Eventually, when it comes to agile, SCRUM-like development, where the customer can see all the costs the team bears during the development – will the customer be willing to pay more for such a costly quality assurance process? Or will they accept the risks in exchange for cheaper and quicker delivery?
I think that applicability of the pro-review approach suggested by Graziano depends on project budget, type, criticality of data being processed, deadlines and methodology of project management.
It is not applicable for every project, yet it is worth considering with a high chance of success if applied – quoting the author – mercilessly.
The most doubtful element of the approach suggested by Graziano is rejecting the review. While reading the book, I had an impression that Graziano appreciates spectacular and brutal model rejections during reviews. He seems to find it highly motivating for the modeler to have their model tossed at them as a sign of rejection by the team. He says it is “all in good fun”.

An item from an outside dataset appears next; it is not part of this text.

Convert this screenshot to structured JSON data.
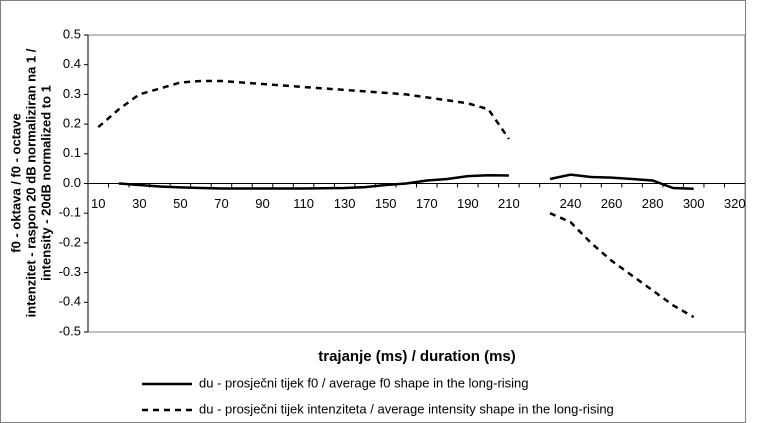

Graziano does not mention the mental and team costs of such harsh methods of cooperation. He just warns that team members should not “cross the line” and that inexperienced modelers could be intimidated by the methods.
I am sure such an attack by the team is shocking and motivating the first time around. But in general – it is frustrating and damaging to the team.
It is not clear to me what motivates people more – a perspective of reward, fear of shame or punishment, or loss aversion.
But I would not like to be a modeler whose work is rejected the way mentioned by Graziano. I think I would find such an attitude of behalf of my team aggressive and discouraging. And I don’t believe a good team can be built from people who are aggressive towards each other.
The only situation I find such aggressive rejection justified is when a modeler refuses to learn and does the same errors again and again. But still I would rather see them warned and fired from the job than humiliated in such a situation.
People usually want to do their work well. They usually don’t want to get humiliated for errors.
Is it Agile?
Graziano claims that to be agile, you need to have a solid and repeatable process of development and that his model development process is agile.
I agree with the first statement. To be agile you have to be predictable and efficient.
However, the process showed by Graziano is not very agile as a whole. It assumes that no model is delivered before the deadline and that the model is delivered to the developers after numerous reviews, fully ready. It assumes there is a team of data architects who work together.
From what I understand about the agile process, I would assume that the model should be delivered by data modelers and data architects as quickly as possible, reviewed by the whole agile team (including developers), and there would be no single moment of handing it off to developers. Instead, the model would be reviewed on-the-fly and the parts of the model that are accepted by the review would be instantly passed to implementation. This would be agile.
The book is interesting and its small size is an advantage for me. It is a piece of good, understandable technical writing.
The approach to model building quality is correct. I find it perfectly applicable to big, mission-critical applications when budgets can afford it. They should have stable teams of data modelers who know each other well and have ‘thick skin’ and don’t get offended by aggressive review rejections.
However, I find it dangerous for teams and too expensive for small- and middle-sized projects in most cases. In such projects I think the approach can be applied in part, introducing reviews for critical model changes and skipping it for smaller ones.
I also think Graziano may underestimate the psychological aspect of the matter as he probably hardly ever gets his models rejected, due to his very high skills and experience.